There is a whole shit load of head clogging crap swirling around me today.
I have been thinking a lot of old friends. Some of these old friends I am in contact with (thru email) and some I am not. Most of the old friends are men, which is why I don't bother to mention them to my Hubby.
My Hubby is a great guy in many ways, but he is incredibly jealous, even of the ghosts of my youth. I suppose that I can understand. Still, it doesn't make it any easier to deal with.
I miss my friend Shane.
A lot. (He is the second half of my twins)
We dated, it's true, but he was my best friend, long before we ever dated. When his brother and I broke up, we started spending more time together, and at the time, dating Shane seemed like a natural progression.
It wasn't. We dated for about 4 months before we recognized that we should just be friends again. It took awhile, and I thought that our friendship was fractured forever.
It wasn't. A couple of months later, we were best friends again (and I was dating his brother, the right twin for me).
Shane was by my side when I had a miscarriage, and a subsequent break down. He never left my side, all of those days and weeks that I stayed in bed, too despondant to even eat.
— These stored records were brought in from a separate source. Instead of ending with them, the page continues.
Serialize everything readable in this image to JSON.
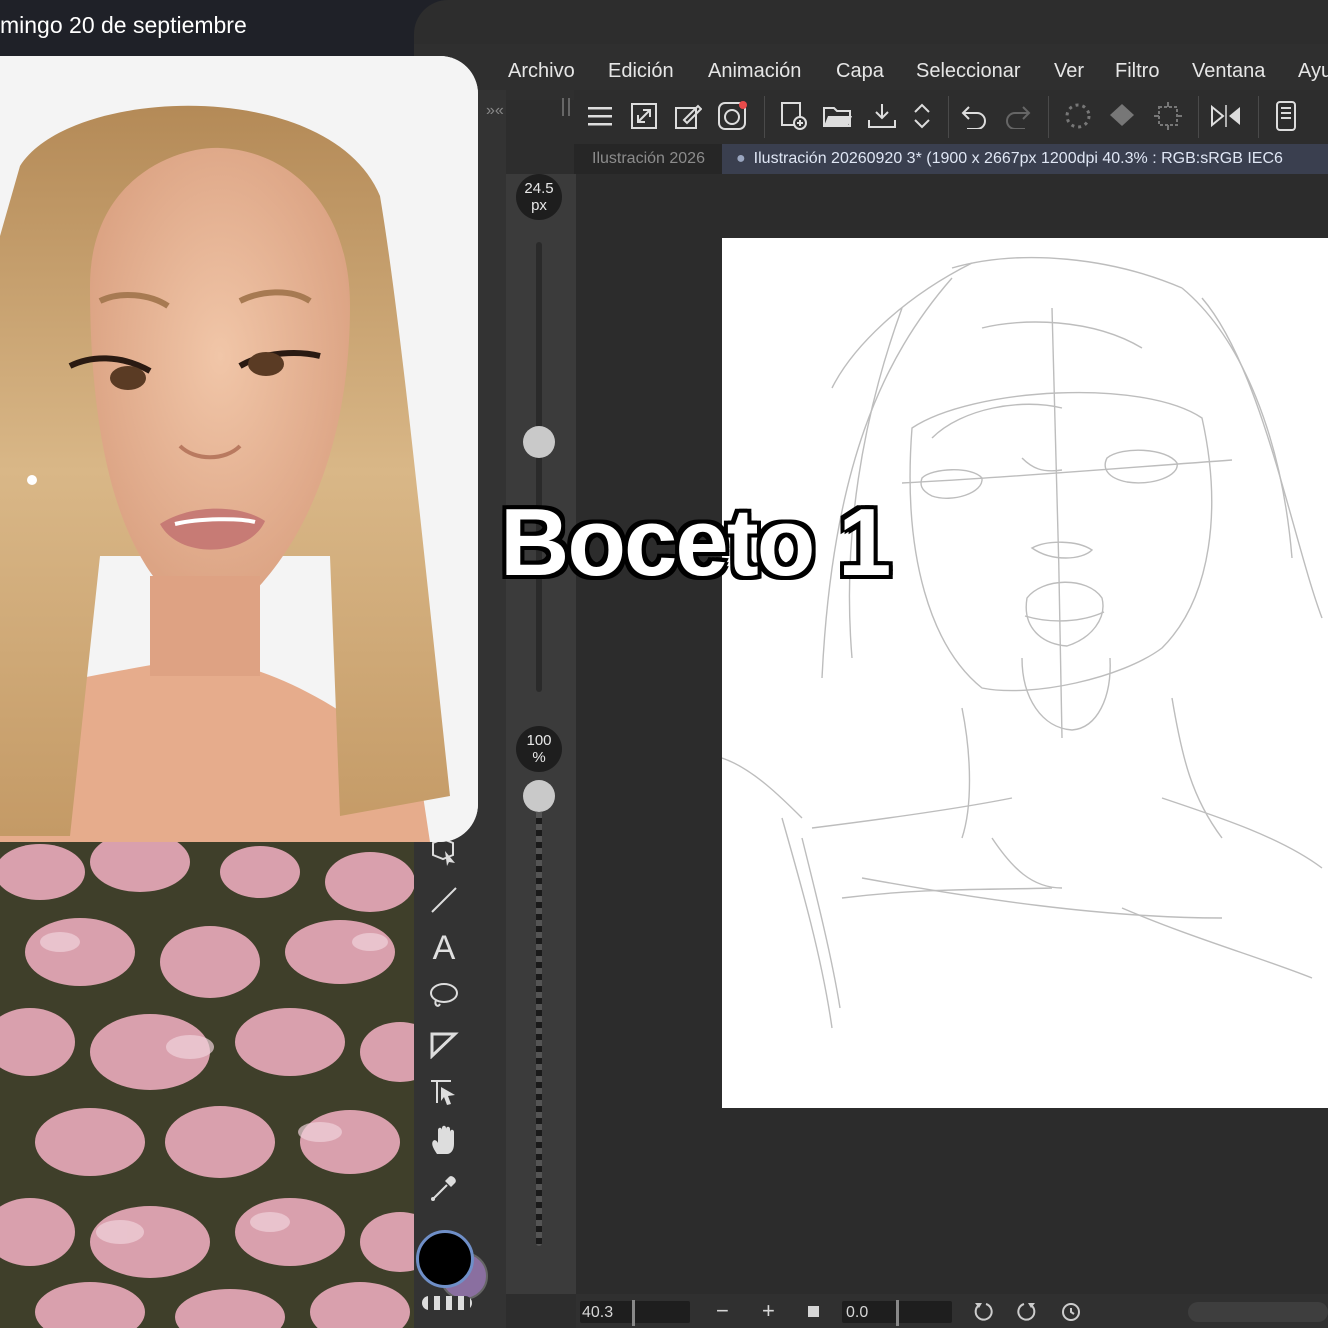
{
  "status": {
    "date": "mingo 20 de septiembre"
  },
  "menu": [
    "Archivo",
    "Edición",
    "Animación",
    "Capa",
    "Seleccionar",
    "Ver",
    "Filtro",
    "Ventana",
    "Ayu"
  ],
  "document_tabs": {
    "inactive": "Ilustración 2026",
    "active": "Ilustración 20260920 3* (1900 x 2667px 1200dpi 40.3% : RGB:sRGB IEC6"
  },
  "brush": {
    "size_value": "24.5",
    "size_unit": "px",
    "opacity_value": "100",
    "opacity_unit": "%"
  },
  "bottom_bar": {
    "zoom": "40.3",
    "minus": "−",
    "plus": "+",
    "rotation": "0.0"
  },
  "overlay_title": "Boceto 1",
  "tools": [
    "transform-icon",
    "line-icon",
    "text-icon",
    "lasso-icon",
    "fill-icon",
    "move-layer-icon",
    "hand-icon",
    "eyedropper-icon"
  ],
  "colors": {
    "main": "#000000",
    "sub": "#8a6fa0",
    "accent_tab": "#3a3f4f"
  }
}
I have often told people that he saved my life, and I truly believe that he did. I would not have survived without him.
I am still in contact with his brother. (My first love). His wife and I are facebook friends and message each other now and again. It has been a long time and she has nothing to fear from me anymore. I have a life here in Ontario that I would never leave.
Time marches on and love fades away.
Shane and I would still be friends, too, if it weren`t for one thing.
He is a Jehovah`s Witness and his religion tells him that unless I am saved and convert to being a JW, I am not worth his time and effort.
It breaks my heart.
I often wonder about people that can belive in a God that tells you to walk away from your family and life long friends because they have a different idea of Heaven and salvation.
Thinking of the twins makes me miss the ocean.
I can not describe the yearning that I feel when I think of Halifax Harbour or the lake that I spent that summer tanning my skinny little ass by.
I have been planning a return trip to Dartmouth for 18 years. It hasn`t happened yet.
I keep thinking of my sister in law, that passed away last April. Hubby has 7 sisters and of all of them, she was his fav. She was funny and sweet, gracious and full of life. She passed out at work one day and never woke up. It was that fast.
I never got to know her the way that I wanted to, the way that I should have.
I can`t get her or her grieving husband and kids off of my mind.
Then there is the everyday shit. Bills, kids, work, and Christmas.
Christmas. I wonder what it will like this year, now that my oldest daughter is pretty much shacked up with her no good boyfriend.
Like I said, normal head clogging crap.
I wish that I could turn it all of sometimes.